Cambodia's Prime Minister Hun Sen, left, walks with his Thai counterpart Yingluck Shinawatra as they attend ASEAN-UN Summit in Nusa Dua, Bali, Indonesia, file photo.
Cambodia's Prime Minister Hun Sen, left, walks with his Thai counterpart Yingluck Shinawatra as they attend ASEAN-UN Summit in Nusa Dua, Bali, Indonesia, file photo.

WASHINGTON DC - Political turmoil in Thailand, where protesters have overtaken government buildings and called for the premier there to step down, have sparked concerns in Cambodia that its diplomatic relations with its neighbor could again deteriorate.

Thai Prime Minister Yingluck Shinawatra and Cambodian Prime Minister Hun Sen enjoyed close ties after Yingluck was elected. But she is facing immense pressure from violent protests in Bangkok.

Protesters this week entered police headquarters and the Government House, after occupying other ministries, and at least three people were killed in violent clashes between factions and police last week. The demonstrations, by so-called “Yellow Shirt” opposition supporters, erupted after Yingluck approved an amnesty law that could help her brother, Thaksin Shinawatra, avoid corruption charges and return to Thailand.

“The governments of Yingluck and Thaksin are close to Hun Sen,” said Lao Mong Hay, an independent political analyst in Phnom Penh. “If the [Thai] opposition takes power, the relationship would be difficult for Hun Sen, who has directly criticized the opposition.”

Meanwhile, the Cambodian opposition is calling for its own anti-government demonstrations Dec. 10 and has called for Hun Sen to step down from a position it says has not been legitimized due to fraudulent elections in July.

“The deeds of the Thai protesters can be communicable to other countries,” Lao Mong Hay said. “Cambodia, which has a political stalemate, apparently would have organized such demonstrations.”

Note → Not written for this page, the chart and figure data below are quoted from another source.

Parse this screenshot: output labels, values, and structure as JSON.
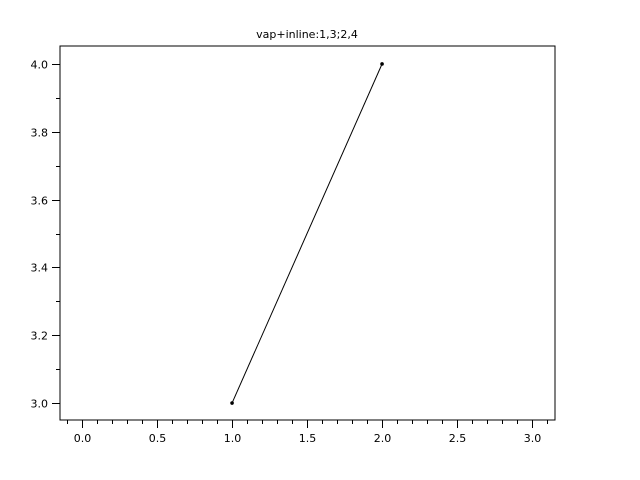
{
  "chart_data": {
    "type": "line",
    "title": "vap+inline:1,3;2,4",
    "xlabel": "",
    "ylabel": "",
    "xlim": [
      -0.147,
      3.153
    ],
    "ylim": [
      2.95,
      4.053
    ],
    "x_ticks": [
      "0.0",
      "0.5",
      "1.0",
      "1.5",
      "2.0",
      "2.5",
      "3.0"
    ],
    "y_ticks": [
      "3.0",
      "3.2",
      "3.4",
      "3.6",
      "3.8",
      "4.0"
    ],
    "x_minor_step": 0.1,
    "y_minor_step": 0.1,
    "grid": false,
    "series": [
      {
        "x": [
          1,
          2
        ],
        "y": [
          3,
          4
        ],
        "color": "#000000",
        "marker": "dot"
      }
    ]
  }
}
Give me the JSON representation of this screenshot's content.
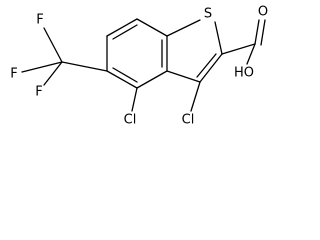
{
  "atoms": {
    "sulfur": "S",
    "carbonyl_oxygen": "O",
    "hydroxyl": "HO",
    "chlorine_3": "Cl",
    "chlorine_4": "Cl",
    "fluorine_top": "F",
    "fluorine_left": "F",
    "fluorine_bottom": "F"
  }
}
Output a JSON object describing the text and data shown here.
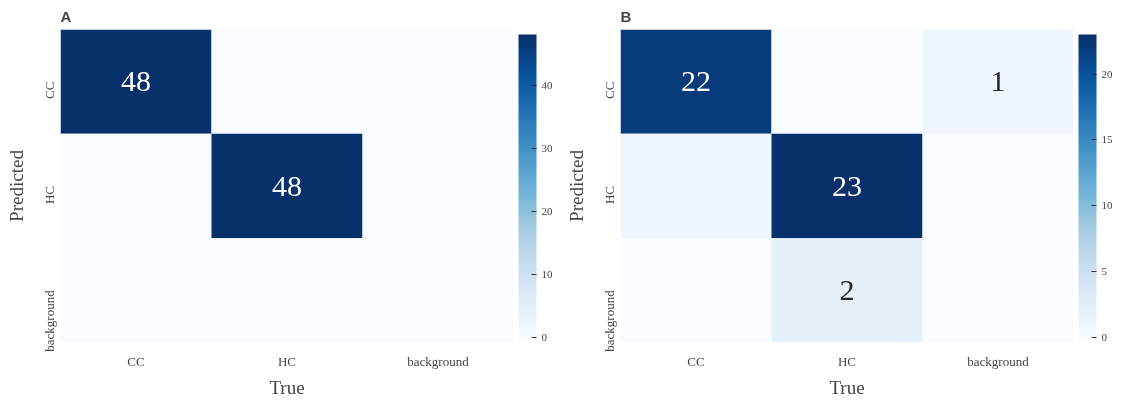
{
  "chart_data": [
    {
      "type": "heatmap",
      "title": "A",
      "xlabel": "True",
      "ylabel": "Predicted",
      "categories": [
        "CC",
        "HC",
        "background"
      ],
      "y_categories": [
        "CC",
        "HC",
        "background"
      ],
      "cells": [
        [
          48,
          0,
          0
        ],
        [
          0,
          48,
          0
        ],
        [
          0,
          0,
          0
        ]
      ],
      "cell_labels": [
        [
          "48",
          null,
          null
        ],
        [
          null,
          "48",
          null
        ],
        [
          null,
          null,
          null
        ]
      ],
      "clim": [
        0,
        48
      ],
      "cticks": [
        0,
        10,
        20,
        30,
        40
      ]
    },
    {
      "type": "heatmap",
      "title": "B",
      "xlabel": "True",
      "ylabel": "Predicted",
      "categories": [
        "CC",
        "HC",
        "background"
      ],
      "y_categories": [
        "CC",
        "HC",
        "background"
      ],
      "cells": [
        [
          22,
          0,
          1
        ],
        [
          1,
          23,
          0
        ],
        [
          0,
          2,
          0
        ]
      ],
      "cell_labels": [
        [
          "22",
          null,
          "1"
        ],
        [
          null,
          "23",
          null
        ],
        [
          null,
          "2",
          null
        ]
      ],
      "clim": [
        0,
        23
      ],
      "cticks": [
        0,
        5,
        10,
        15,
        20
      ]
    }
  ]
}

Peter Tan, founder of the Boston-based Global Strategy Asia, told VOA Khmer that he would not speculate on whether the Cambodian and Thai opposition are coordinating their efforts. “But I have seen similarities,” he said.

Both opposition movements have called for their respective premiers to step down, he said.

Supporters of Yingluck’s government and that of the ruling Cambodian People’s Party “have had a long-standing relationship, a very strong relationship,” he said. “So if the opposition, the Yellow Shirts, were to overthrow Prime Minister Yingluck Shinawatra, my prediction is that the Yellow Shirts and the CPP government would probably not have the strongest, firm relationship.”

Tension between the Yellow Shirt opposition and Cambodia’s ruling government was most evident in a border dispute over land near Preah Vihear temple, a nationalistic flashpoint for both sides that began in 2008 and turned into a protracted military standoff.

Cambodia’s opposition leader, Sam Rainsy, who himself has called for Hun Sen to step down, had reportedly close ties to the former Yellow Shirt government of then-premier Abhisit Vejjajiva.

However, Sok Touch, dean of Khemarak University in Phnom Penh, told VOA Khmer that any Thai government is likely to keep ties with Cambodia, which is a major market for Thai goods.

“If Thailand does not try to have a good relationship with Cambodia, this market will be grabbed by Vietnam and China,” he said.

Cambodian Information Minister Khieu Kanharith told reporters Tuesday that the Cambodian government is closely watching the events in Thailand, and he warned local media not to create further trouble within Thai politics in their reports.